Lactase persistence, NOD2 status and Mycobacterium avium subsp. paratuberculosis infection associations to Inflammatory Bowel Disease
1 Animal Health Department, NEIKER-Instituto Vasco de Investigación y Desarrollo Agrario, Berreaga, Derio, Bizkaia, 1.48160, Spain
2 Instituto Biodonostia, Hospital Donostia, Paseo Dr Beguiristain 115, San Sebastián, 20014, Spain
3 Servicio de Aparato Digestivo, Hospital Universitario Central de Asturias, C/ Celestino Villamil, Oviedo, s/n. 33006, Spain
Gut Pathogens 2012, 4:6 doi:10.1186/1757-4749-4-6Published: 28 June 2012
Inflammatory Bowel Disease (IBD), which includes both Crohn’s disease (CD) and ulcerative colitis (UC), is caused by a complex interplay involving genetic predisposition, environmental factors and an infectious agent. Mycobacterium avium subsp. paratuberculosis (MAP) is a promising pathogen candidate since it produces a chronic intestinal inflammatory disease in ruminants that resembles CD in humans. MAP is a ubiquitous microorganism, although its presence in the food chain, especially in milk from infected animals, is what made us think that there could be an association between lactase persistence (LP) and IBD. The LCT mutation has brought adaptation to dairy farming which in turn would have increased exposure of the population to infection by MAP. NOD2 gene mutations are highly associated to CD.
In our study, CD and UC patients and controls from the North of Spain were genotyped for the lactase gene (LCT) and for three NOD-2 variants, R702W, G908R and Cins1007fs. MAP PCR was carried out in order to assess MAP infection status and these results were correlated with LCT and NOD2 genotypes.
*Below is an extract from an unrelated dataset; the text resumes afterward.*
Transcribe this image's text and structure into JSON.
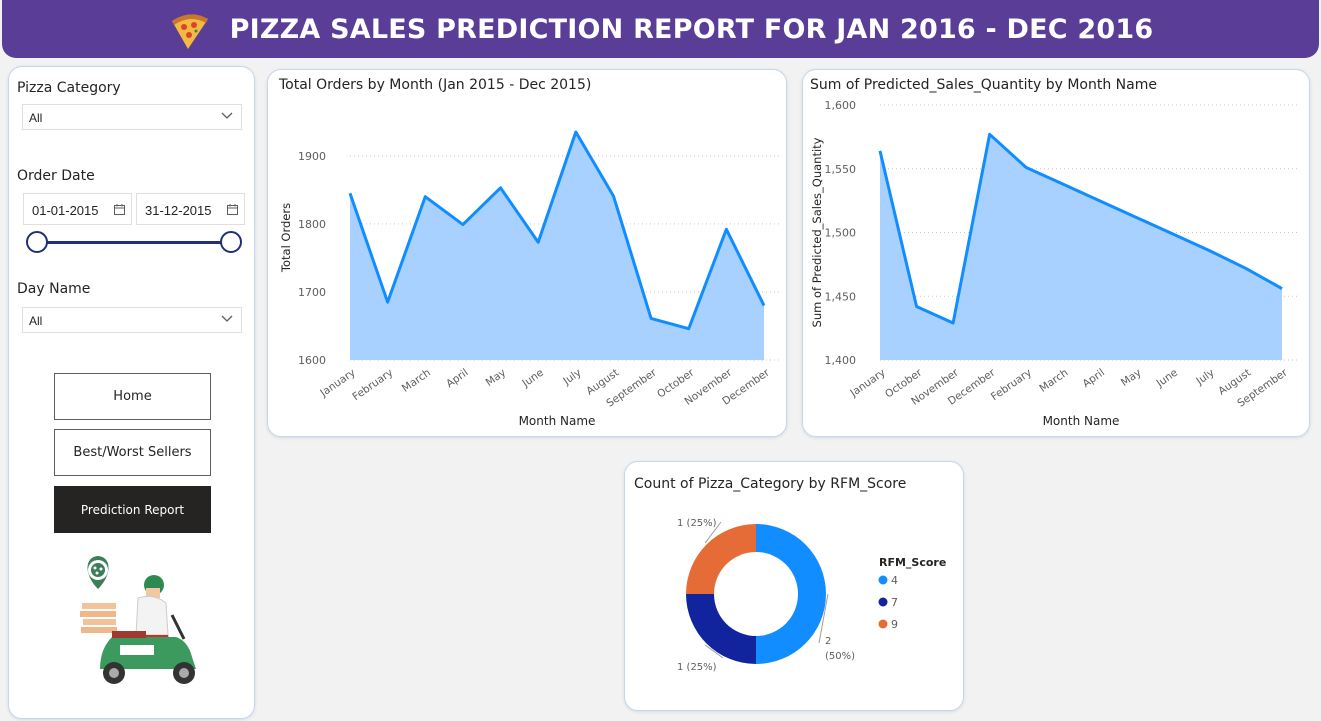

As for LP, no association was found with IBD, although UC patients were less likely to present the T/T−13910 variant compared to controls, showing a higher C-allele frequency and a tendency to lactase non-persistence (LNP). NOD2 mutations were associated to CD being the per-allele risk higher for the Cins1007fs variant. MAP infection was more extended among the healthy controls (45.2%) compared to CD patients (21.38%) and UC patients (19.04%) and this was attributed to therapy. The Asturian CD cohort presented higher levels of MAP prevalence (38.6%) compared to the Basque CD cohort (15.5%), differences also attributed to therapy. No interaction was found between MAP infection and LCT or NOD2 status.
We conclude that LP is not significantly associated with IBD, but that MAP infection and NOD2 do show not mutually interacting associations with IBD.